Découverte d’un univers : Les chemins qui mènent à la teuf C’est souvent à l’adolescence que les jeunes choisissent leur voie en façonnant leur identité. Divine période où l’on rencontre des amis d’attaches, auxquels on s’identifie. Cependant, la jeunesse, aujourd‘hui, évolue dans un contexte particulier où les rites de passages ne sont plus aussi facilement validés qu’à une époque. C’est sans doute pour cela que l’intérêt que les jeunes accordent au groupe dépasse souvent celui accordé à leur scolarité. Les jeunes perçoivent bien le climat dans lequel ils vont évoluer vers l’âge adulte, dans une société en perte de valeurs. David Lebreton montre dans « Passions du risque » que le baccalauréat, le service militaire, les diplômes supérieurs et le mariage, sont autant d’étapes qui ont chacune perdue de l’importance et de la valeur au sein de notre société.

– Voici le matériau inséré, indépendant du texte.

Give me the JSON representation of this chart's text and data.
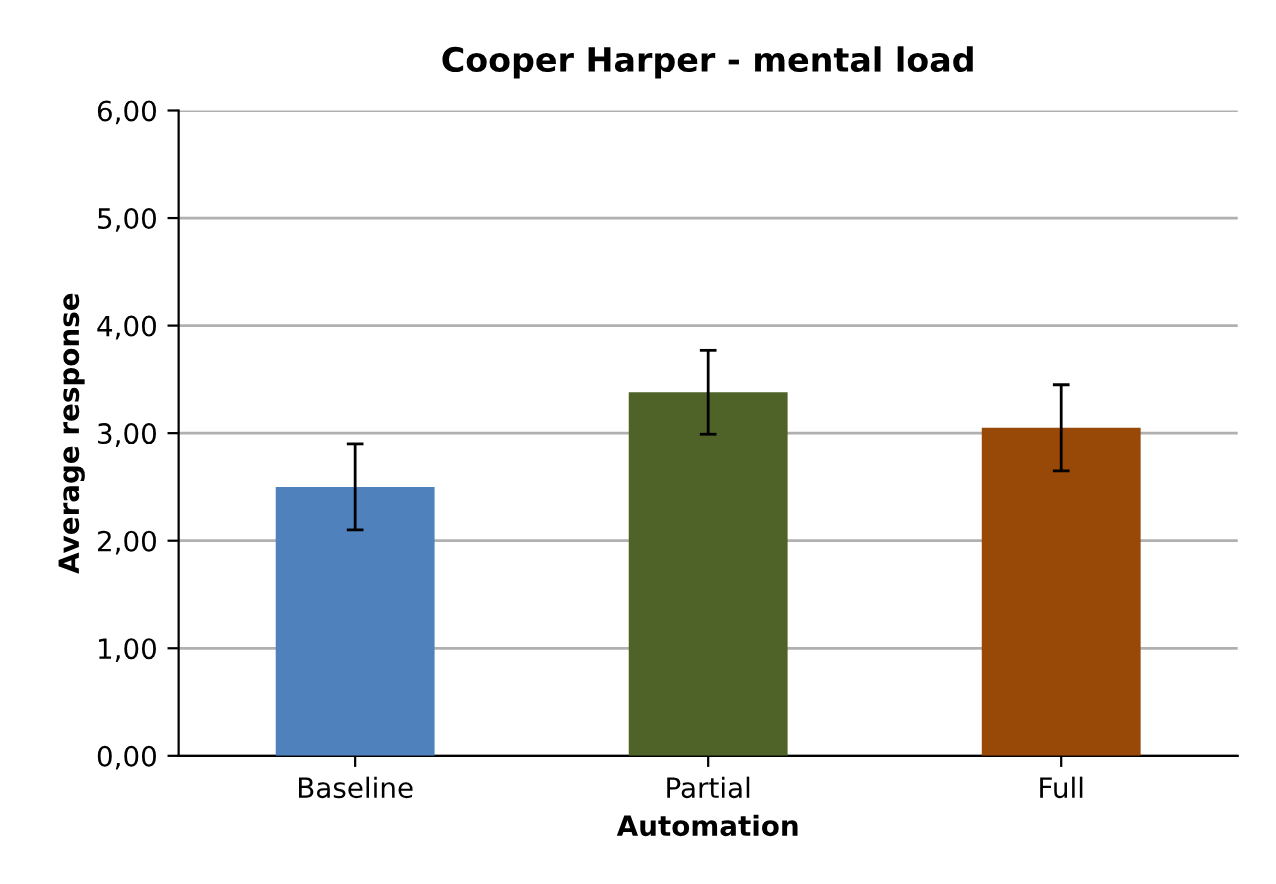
{
  "chart_data": {
    "type": "bar",
    "title": "Cooper Harper - mental load",
    "xlabel": "Automation",
    "ylabel": "Average response",
    "categories": [
      "Baseline",
      "Partial",
      "Full"
    ],
    "values": [
      2.5,
      3.38,
      3.05
    ],
    "colors": [
      "#4f81bd",
      "#4f6228",
      "#984807"
    ],
    "errors": [
      0.4,
      0.39,
      0.4
    ],
    "ylim": [
      0,
      6
    ],
    "yticks": [
      {
        "value": 0,
        "label": "0,00"
      },
      {
        "value": 1,
        "label": "1,00"
      },
      {
        "value": 2,
        "label": "2,00"
      },
      {
        "value": 3,
        "label": "3,00"
      },
      {
        "value": 4,
        "label": "4,00"
      },
      {
        "value": 5,
        "label": "5,00"
      },
      {
        "value": 6,
        "label": "6,00"
      }
    ],
    "grid": "y",
    "legend": false
  }
}
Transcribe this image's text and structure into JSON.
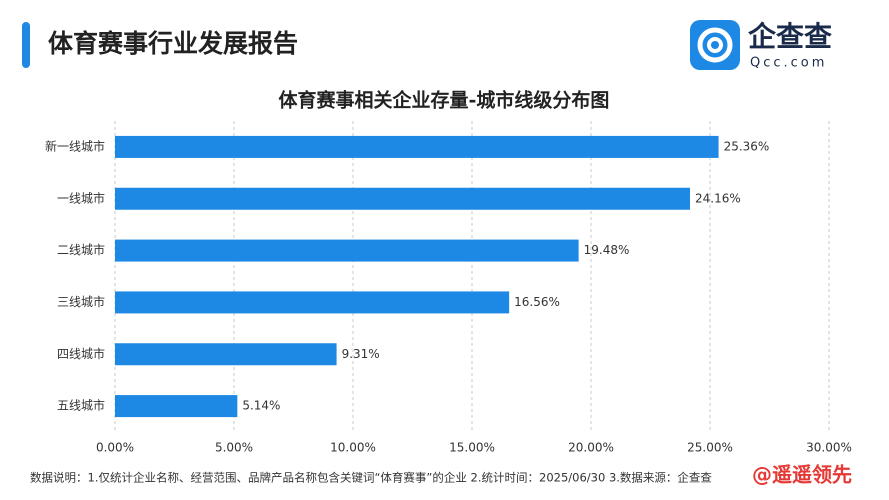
{
  "header": {
    "title": "体育赛事行业发展报告",
    "logo_text": "企查查",
    "logo_sub": "Qcc.com"
  },
  "chart_data": {
    "type": "bar",
    "orientation": "horizontal",
    "title": "体育赛事相关企业存量-城市线级分布图",
    "categories": [
      "新一线城市",
      "一线城市",
      "二线城市",
      "三线城市",
      "四线城市",
      "五线城市"
    ],
    "values": [
      25.36,
      24.16,
      19.48,
      16.56,
      9.31,
      5.14
    ],
    "value_labels": [
      "25.36%",
      "24.16%",
      "19.48%",
      "16.56%",
      "9.31%",
      "5.14%"
    ],
    "color": "#1e88e5",
    "xlim": [
      0,
      30
    ],
    "xticks": [
      {
        "value": 0,
        "label": "0.00%"
      },
      {
        "value": 5,
        "label": "5.00%"
      },
      {
        "value": 10,
        "label": "10.00%"
      },
      {
        "value": 15,
        "label": "15.00%"
      },
      {
        "value": 20,
        "label": "20.00%"
      },
      {
        "value": 25,
        "label": "25.00%"
      },
      {
        "value": 30,
        "label": "30.00%"
      }
    ],
    "grid": true
  },
  "footnote": "数据说明：1.仅统计企业名称、经营范围、品牌产品名称包含关键词“体育赛事”的企业   2.统计时间：2025/06/30   3.数据来源：企查查",
  "watermark": "@遥遥领先"
}
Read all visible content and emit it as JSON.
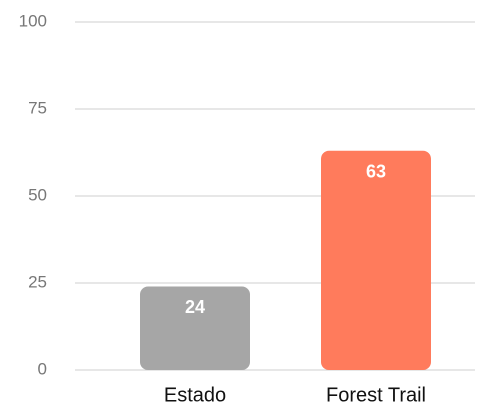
{
  "chart_data": {
    "type": "bar",
    "categories": [
      "Estado",
      "Forest Trail"
    ],
    "values": [
      24,
      63
    ],
    "colors": [
      "#a6a6a6",
      "#ff7b5c"
    ],
    "ylim": [
      0,
      100
    ],
    "yticks": [
      0,
      25,
      50,
      75,
      100
    ],
    "grid": true
  }
}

L’univers techno est en marge des normes et des valeurs régies par notre société. Mon enquête avait pour buts de découvrir les raisons qui poussaient un jeune plus qu’un autre à souhaiter découvrir cet univers et surtout de comprendre les mécanismes amenant chaque teufeur vers une carrière différente : initié, touriste ou seulement satellite de cette microsociété. A l’issu de ce travail de recherche, il me parait évident que la consommation de drogue, les types de fréquentations, la relation à l’entourage proche, l’expérience scolaire ou professionnelle sont des facteurs qui interagissent les uns avec les autres.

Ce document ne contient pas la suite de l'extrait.